Cape porcupines are the largest rodents in southern Africa and also the world's largest porcupines. They are heavily built animals, with stocky bodies, short limbs, and an inconspicuous tail. The body is covered in long spines, interspersed with thicker, sharply pointed, defence quills long, and with bristly, blackish or brownish fur. The spines on the tail are hollow, and used to make a rattling sound to scare away predators.

An erectile crest of long, bristly hairs runs from the top of the head down to the shoulders. The spines and quills cover the back and flanks of the animal, starting about a third of the way down the body, and continuing onto the tail. The quills have multiple bands of black and white along their length, and grow from regularly spaced grooves along the animal's body; each groove holding five to eight quills. The remainder of the animal, including the undersides, is covered with dark hair.

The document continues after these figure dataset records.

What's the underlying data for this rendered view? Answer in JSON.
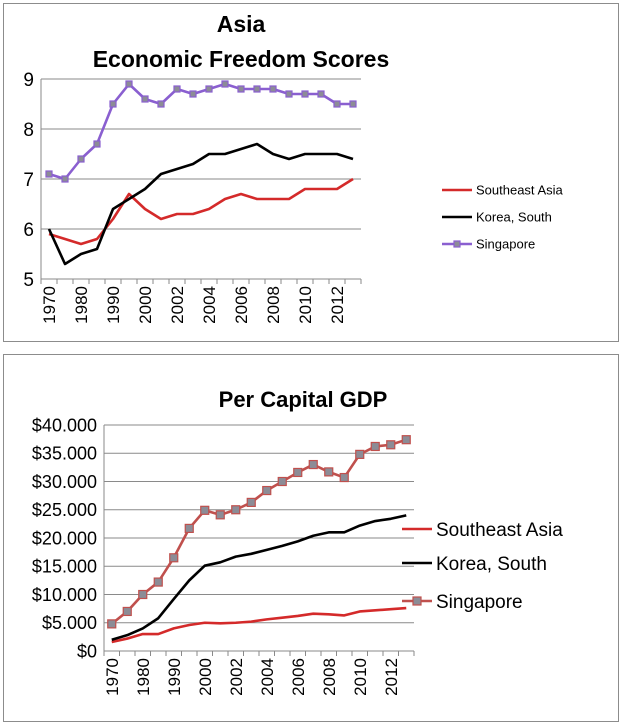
{
  "chart_data": [
    {
      "type": "line",
      "title": "Asia",
      "subtitle": "Economic Freedom Scores",
      "x_tick_labels": [
        "1970",
        "1980",
        "1990",
        "2000",
        "2002",
        "2004",
        "2006",
        "2008",
        "2010",
        "2012"
      ],
      "x": [
        1970,
        1975,
        1980,
        1985,
        1990,
        1995,
        2000,
        2001,
        2002,
        2003,
        2004,
        2005,
        2006,
        2007,
        2008,
        2009,
        2010,
        2011,
        2012,
        2013
      ],
      "ylim": [
        5,
        9
      ],
      "y_ticks": [
        5,
        6,
        7,
        8,
        9
      ],
      "y_tick_labels": [
        "5",
        "6",
        "7",
        "8",
        "9"
      ],
      "grid": true,
      "legend_position": "right",
      "series": [
        {
          "name": "Southeast Asia",
          "color": "#d42a2a",
          "marker": "none",
          "values": [
            5.9,
            5.8,
            5.7,
            5.8,
            6.2,
            6.7,
            6.4,
            6.2,
            6.3,
            6.3,
            6.4,
            6.6,
            6.7,
            6.6,
            6.6,
            6.6,
            6.8,
            6.8,
            6.8,
            7.0
          ]
        },
        {
          "name": "Korea, South",
          "color": "#000000",
          "marker": "none",
          "values": [
            6.0,
            5.3,
            5.5,
            5.6,
            6.4,
            6.6,
            6.8,
            7.1,
            7.2,
            7.3,
            7.5,
            7.5,
            7.6,
            7.7,
            7.5,
            7.4,
            7.5,
            7.5,
            7.5,
            7.4
          ]
        },
        {
          "name": "Singapore",
          "color": "#8a5fd0",
          "marker": "square",
          "marker_color": "#8c8c96",
          "values": [
            7.1,
            7.0,
            7.4,
            7.7,
            8.5,
            8.9,
            8.6,
            8.5,
            8.8,
            8.7,
            8.8,
            8.9,
            8.8,
            8.8,
            8.8,
            8.7,
            8.7,
            8.7,
            8.5,
            8.5
          ]
        }
      ]
    },
    {
      "type": "line",
      "title": "Per Capital GDP",
      "x_tick_labels": [
        "1970",
        "1980",
        "1990",
        "2000",
        "2002",
        "2004",
        "2006",
        "2008",
        "2010",
        "2012"
      ],
      "x": [
        1970,
        1975,
        1980,
        1985,
        1990,
        1995,
        2000,
        2001,
        2002,
        2003,
        2004,
        2005,
        2006,
        2007,
        2008,
        2009,
        2010,
        2011,
        2012,
        2013
      ],
      "ylim": [
        0,
        40000
      ],
      "y_ticks": [
        0,
        5000,
        10000,
        15000,
        20000,
        25000,
        30000,
        35000,
        40000
      ],
      "y_tick_labels": [
        "$0",
        "$5.000",
        "$10.000",
        "$15.000",
        "$20.000",
        "$25.000",
        "$30.000",
        "$35.000",
        "$40.000"
      ],
      "grid": true,
      "legend_position": "right",
      "series": [
        {
          "name": "Southeast Asia",
          "color": "#d42a2a",
          "marker": "none",
          "values": [
            1600,
            2200,
            3000,
            3000,
            4000,
            4600,
            5000,
            4900,
            5000,
            5200,
            5600,
            5900,
            6200,
            6600,
            6500,
            6300,
            7000,
            7200,
            7400,
            7600
          ]
        },
        {
          "name": "Korea, South",
          "color": "#000000",
          "marker": "none",
          "values": [
            2000,
            2800,
            4000,
            5800,
            9200,
            12500,
            15100,
            15700,
            16700,
            17200,
            17900,
            18600,
            19400,
            20400,
            21000,
            21000,
            22200,
            23000,
            23400,
            24000
          ]
        },
        {
          "name": "Singapore",
          "color": "#c0504d",
          "marker": "square",
          "marker_color": "#8c8c96",
          "values": [
            4800,
            7000,
            10000,
            12200,
            16500,
            21700,
            24900,
            24100,
            25000,
            26300,
            28400,
            30000,
            31600,
            33000,
            31700,
            30700,
            34800,
            36200,
            36500,
            37400
          ]
        }
      ]
    }
  ]
}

Small-spotted Genet is a mammal related to civets and linsangs. A secretive, nocturnal species, the small-spotted genet inhabits rocky terrain with caves, dense scrubland, pine forests, and marshland. This handsome, feline-looking animal has a pale grey and black spotted coat, with a long striped tail. Like all genets, it has a small head, large ears and eyes, and short legs with retractable claws. Males are larger than females, and juveniles are darker grey.

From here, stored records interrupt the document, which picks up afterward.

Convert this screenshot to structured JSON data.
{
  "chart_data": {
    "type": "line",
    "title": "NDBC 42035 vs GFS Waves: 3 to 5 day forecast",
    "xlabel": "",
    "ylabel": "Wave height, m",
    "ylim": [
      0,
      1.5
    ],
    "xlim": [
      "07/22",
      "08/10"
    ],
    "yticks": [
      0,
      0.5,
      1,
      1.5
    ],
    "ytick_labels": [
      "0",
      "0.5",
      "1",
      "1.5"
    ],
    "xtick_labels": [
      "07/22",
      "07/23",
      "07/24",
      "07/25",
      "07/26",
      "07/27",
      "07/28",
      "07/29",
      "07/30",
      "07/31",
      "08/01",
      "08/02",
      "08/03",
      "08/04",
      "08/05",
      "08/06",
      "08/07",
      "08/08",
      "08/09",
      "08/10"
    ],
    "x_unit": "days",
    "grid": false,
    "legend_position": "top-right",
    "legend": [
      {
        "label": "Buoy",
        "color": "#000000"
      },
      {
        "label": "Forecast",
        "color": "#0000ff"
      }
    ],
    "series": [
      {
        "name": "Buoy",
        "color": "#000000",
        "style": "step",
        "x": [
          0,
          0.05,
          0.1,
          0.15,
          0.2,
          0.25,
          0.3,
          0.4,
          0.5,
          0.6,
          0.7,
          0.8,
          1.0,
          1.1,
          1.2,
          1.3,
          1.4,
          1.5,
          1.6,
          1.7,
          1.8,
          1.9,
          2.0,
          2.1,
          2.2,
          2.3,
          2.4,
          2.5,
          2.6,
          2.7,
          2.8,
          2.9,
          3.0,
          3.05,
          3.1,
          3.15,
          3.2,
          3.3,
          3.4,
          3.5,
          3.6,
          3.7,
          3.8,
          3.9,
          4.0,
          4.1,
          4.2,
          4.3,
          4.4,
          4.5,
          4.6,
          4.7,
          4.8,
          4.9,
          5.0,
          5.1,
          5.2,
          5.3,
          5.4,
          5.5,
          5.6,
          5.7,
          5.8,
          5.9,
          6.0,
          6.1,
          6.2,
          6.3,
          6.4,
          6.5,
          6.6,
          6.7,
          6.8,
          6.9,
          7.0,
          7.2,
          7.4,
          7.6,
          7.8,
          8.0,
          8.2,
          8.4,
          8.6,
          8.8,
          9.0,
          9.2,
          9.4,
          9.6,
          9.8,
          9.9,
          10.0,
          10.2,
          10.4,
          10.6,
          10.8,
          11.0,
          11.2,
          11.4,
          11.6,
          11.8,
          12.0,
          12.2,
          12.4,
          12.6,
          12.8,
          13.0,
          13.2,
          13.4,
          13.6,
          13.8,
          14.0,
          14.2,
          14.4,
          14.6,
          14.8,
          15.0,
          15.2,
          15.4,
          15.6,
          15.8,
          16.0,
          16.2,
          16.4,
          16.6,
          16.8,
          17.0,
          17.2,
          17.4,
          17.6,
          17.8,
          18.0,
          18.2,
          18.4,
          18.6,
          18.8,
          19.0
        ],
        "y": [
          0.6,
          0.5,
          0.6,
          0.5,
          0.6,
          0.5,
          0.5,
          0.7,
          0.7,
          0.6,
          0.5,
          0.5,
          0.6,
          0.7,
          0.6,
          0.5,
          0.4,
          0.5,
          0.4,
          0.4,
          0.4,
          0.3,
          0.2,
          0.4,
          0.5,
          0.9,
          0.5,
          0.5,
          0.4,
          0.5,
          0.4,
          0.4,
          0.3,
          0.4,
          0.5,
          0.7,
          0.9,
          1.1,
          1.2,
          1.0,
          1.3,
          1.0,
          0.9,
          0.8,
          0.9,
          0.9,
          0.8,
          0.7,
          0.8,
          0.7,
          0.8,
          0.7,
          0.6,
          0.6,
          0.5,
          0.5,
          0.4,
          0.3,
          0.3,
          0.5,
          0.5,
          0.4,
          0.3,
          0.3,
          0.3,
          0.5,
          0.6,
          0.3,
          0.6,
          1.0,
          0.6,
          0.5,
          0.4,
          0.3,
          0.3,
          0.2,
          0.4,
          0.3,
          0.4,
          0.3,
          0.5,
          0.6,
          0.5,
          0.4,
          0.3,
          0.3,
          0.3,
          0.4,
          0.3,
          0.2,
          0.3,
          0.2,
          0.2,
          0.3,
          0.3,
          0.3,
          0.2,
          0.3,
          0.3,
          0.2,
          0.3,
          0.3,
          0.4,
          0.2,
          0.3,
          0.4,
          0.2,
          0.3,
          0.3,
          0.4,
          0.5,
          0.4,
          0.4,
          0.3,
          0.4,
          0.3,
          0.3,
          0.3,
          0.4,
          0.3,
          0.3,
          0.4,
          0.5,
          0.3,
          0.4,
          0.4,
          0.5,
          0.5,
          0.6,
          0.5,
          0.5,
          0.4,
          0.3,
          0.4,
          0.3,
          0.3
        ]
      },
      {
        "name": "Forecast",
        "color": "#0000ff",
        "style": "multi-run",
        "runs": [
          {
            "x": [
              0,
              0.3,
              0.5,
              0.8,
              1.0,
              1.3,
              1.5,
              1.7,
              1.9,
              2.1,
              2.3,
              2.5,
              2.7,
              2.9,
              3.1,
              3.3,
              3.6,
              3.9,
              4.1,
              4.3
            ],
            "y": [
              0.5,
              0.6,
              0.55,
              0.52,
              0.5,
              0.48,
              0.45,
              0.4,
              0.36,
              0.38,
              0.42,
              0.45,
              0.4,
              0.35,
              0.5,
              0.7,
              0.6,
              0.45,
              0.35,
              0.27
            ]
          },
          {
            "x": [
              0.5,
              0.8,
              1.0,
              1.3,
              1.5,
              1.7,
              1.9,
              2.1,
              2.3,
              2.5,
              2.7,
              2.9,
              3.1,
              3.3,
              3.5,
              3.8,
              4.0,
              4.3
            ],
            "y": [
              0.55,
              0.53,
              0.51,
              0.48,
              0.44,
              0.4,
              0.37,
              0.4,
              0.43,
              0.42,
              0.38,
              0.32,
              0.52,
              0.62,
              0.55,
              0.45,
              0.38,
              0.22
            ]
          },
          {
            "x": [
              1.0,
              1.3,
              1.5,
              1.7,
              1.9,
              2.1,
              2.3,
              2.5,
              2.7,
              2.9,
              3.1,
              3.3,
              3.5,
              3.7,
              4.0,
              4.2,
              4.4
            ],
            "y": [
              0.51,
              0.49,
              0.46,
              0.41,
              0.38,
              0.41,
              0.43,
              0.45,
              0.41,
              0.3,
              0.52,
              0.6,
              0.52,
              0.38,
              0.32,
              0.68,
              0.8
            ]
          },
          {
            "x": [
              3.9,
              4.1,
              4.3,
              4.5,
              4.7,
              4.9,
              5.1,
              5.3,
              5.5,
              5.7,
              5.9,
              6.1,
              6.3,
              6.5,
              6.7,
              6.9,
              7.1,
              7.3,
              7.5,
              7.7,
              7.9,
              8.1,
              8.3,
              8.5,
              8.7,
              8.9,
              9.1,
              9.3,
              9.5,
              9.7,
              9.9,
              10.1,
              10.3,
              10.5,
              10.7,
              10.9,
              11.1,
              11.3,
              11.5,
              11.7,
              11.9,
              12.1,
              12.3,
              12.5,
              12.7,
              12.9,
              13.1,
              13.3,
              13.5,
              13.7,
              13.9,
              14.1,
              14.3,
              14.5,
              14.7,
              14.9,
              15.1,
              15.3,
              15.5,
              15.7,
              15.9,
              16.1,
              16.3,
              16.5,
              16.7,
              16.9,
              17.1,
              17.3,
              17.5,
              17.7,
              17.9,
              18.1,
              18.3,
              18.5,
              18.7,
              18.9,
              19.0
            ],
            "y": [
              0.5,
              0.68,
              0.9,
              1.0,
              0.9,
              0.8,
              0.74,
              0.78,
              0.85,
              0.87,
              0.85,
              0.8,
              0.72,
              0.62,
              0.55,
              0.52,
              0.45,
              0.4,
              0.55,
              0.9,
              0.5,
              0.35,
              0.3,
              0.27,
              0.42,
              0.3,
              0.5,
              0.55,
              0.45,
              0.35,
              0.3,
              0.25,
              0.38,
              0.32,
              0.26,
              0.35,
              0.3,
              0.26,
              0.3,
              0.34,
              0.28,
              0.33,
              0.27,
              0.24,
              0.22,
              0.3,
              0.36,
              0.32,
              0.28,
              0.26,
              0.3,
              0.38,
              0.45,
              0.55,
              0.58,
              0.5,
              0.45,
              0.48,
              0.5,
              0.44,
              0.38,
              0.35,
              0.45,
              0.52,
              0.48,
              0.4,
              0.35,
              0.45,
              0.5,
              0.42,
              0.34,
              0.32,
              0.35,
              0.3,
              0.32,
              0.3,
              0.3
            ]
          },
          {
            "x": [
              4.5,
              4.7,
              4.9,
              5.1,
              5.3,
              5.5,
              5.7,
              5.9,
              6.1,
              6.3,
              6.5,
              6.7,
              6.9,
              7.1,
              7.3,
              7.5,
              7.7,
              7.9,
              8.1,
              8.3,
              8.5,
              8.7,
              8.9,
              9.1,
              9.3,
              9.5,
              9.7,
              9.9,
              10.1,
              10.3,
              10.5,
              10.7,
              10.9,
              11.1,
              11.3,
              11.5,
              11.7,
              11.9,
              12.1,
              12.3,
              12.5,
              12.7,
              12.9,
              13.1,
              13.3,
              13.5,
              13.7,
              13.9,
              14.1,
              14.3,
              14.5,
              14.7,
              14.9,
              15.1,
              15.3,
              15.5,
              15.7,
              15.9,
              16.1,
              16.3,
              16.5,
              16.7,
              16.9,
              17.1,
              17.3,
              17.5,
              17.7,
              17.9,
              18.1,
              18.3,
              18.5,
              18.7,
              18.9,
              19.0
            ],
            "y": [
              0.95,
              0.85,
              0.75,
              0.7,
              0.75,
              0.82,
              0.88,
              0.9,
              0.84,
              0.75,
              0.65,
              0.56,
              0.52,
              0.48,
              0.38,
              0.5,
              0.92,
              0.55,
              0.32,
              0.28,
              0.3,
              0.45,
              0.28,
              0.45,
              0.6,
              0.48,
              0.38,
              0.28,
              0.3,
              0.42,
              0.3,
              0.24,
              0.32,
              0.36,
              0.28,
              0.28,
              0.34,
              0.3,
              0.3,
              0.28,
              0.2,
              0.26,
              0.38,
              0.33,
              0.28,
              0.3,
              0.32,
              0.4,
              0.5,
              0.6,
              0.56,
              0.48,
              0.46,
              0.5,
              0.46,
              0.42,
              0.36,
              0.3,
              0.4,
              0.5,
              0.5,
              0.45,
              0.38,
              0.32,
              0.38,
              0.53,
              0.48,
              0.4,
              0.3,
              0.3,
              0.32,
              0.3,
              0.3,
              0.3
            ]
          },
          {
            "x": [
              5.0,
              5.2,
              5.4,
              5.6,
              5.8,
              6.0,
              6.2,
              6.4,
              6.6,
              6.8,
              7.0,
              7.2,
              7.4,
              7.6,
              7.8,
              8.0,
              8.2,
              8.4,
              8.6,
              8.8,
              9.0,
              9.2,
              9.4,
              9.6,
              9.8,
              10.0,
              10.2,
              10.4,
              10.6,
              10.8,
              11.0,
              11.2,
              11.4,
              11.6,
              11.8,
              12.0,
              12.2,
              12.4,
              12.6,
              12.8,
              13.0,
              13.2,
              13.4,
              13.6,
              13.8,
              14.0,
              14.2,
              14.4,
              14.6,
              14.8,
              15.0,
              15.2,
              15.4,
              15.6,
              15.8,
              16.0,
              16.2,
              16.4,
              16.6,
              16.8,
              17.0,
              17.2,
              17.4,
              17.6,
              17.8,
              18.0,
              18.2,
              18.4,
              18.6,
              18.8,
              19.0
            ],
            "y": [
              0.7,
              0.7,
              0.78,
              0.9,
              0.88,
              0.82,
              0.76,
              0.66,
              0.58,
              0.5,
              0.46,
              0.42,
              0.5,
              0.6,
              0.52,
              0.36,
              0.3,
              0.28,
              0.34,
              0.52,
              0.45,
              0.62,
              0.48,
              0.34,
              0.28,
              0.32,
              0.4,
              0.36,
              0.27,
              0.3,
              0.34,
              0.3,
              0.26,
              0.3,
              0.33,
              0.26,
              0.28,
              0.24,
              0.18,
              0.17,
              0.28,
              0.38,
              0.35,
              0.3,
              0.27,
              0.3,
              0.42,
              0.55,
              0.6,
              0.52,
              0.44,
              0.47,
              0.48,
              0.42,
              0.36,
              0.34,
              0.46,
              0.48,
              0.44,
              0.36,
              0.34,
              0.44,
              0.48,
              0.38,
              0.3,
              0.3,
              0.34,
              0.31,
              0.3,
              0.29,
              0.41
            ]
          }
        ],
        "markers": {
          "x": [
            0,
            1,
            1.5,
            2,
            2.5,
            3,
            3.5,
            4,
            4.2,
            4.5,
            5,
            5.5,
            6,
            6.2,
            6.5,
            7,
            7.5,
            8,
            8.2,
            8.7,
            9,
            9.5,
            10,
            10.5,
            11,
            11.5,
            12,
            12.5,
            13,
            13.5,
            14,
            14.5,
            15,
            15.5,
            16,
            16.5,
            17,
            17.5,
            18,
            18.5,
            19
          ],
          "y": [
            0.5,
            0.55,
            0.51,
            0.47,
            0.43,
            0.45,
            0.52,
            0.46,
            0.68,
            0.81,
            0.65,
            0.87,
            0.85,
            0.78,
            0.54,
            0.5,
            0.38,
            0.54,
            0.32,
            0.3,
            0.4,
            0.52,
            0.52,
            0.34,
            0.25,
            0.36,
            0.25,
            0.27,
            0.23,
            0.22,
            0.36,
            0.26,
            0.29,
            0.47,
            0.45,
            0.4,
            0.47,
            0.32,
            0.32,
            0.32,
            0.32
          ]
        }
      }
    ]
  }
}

Ground Pangolin can be found in southern and eastern Africa. Although it is present over quite a large area, it is rare throughout it and notoriously difficult to spot. Its scarcity is partly because it is hunted by humans for its scales, which are used in love charms, and partly because it is often burnt in bush fires. It is covered in extremely hard scales. When threatened, it usually will roll up into a ball thus protecting its vulnerable belly. The scales on the tail can also be used as blades to slash at attackers. The ground pangolin can grow to a length of about 1 m. It has a disproportionately small head, powerful hind legs, and small fore legs. It is largely nocturnal, although it is also terrestrial, and usually found in savanna or open woodland, generally feeding on termites or ants.

Aardvark is a medium-sized, burrowing, nocturnal mammal native to Africa. The name comes from earlier Afrikaans (erdvark) and means "earth pig" or "ground pig", because of its burrowing habits. The aardvark is vaguely pig-like in appearance. Its body is stout with a prominently arched back and is sparsely covered with coarse hairs. The limbs are of moderate length, with the rear legs being longer than the forelegs. The front feet have lost the pollex, resulting in four toes, while the rear feet have all five toes. Each toe bears a large, robust nail, which is somewhat flattened and shovel-like, and appears to be intermediate between a claw and a hoof. The aardvark is pale yellowish-gray in color and often stained reddish-brown by soil. The aardvark's coat is thin, and the animal's primary protection is its tough skin.

Aardwolf is a small, insectivorous mammal, native to East Africa and Southern Africa. Its name means "earth wolf" in the Afrikaans / Dutch language. The aardwolf resembles a very thin striped hyena, but with a more slender muzzle, black vertical stripes on a coat of yellowish fur, and a long, distinct mane down the midline of the neck and back.

The mane is raised during confrontations in order to make the aardwolves appear larger. The aardwolf has two anal glands that secrete a musky fluid for marking territory and for communicating with other aardwolves. Aardwolves live in open, dry plains and bushland, avoiding mountainous areas. Aardwolves are shy and nocturnal, sleeping in underground burrows by day.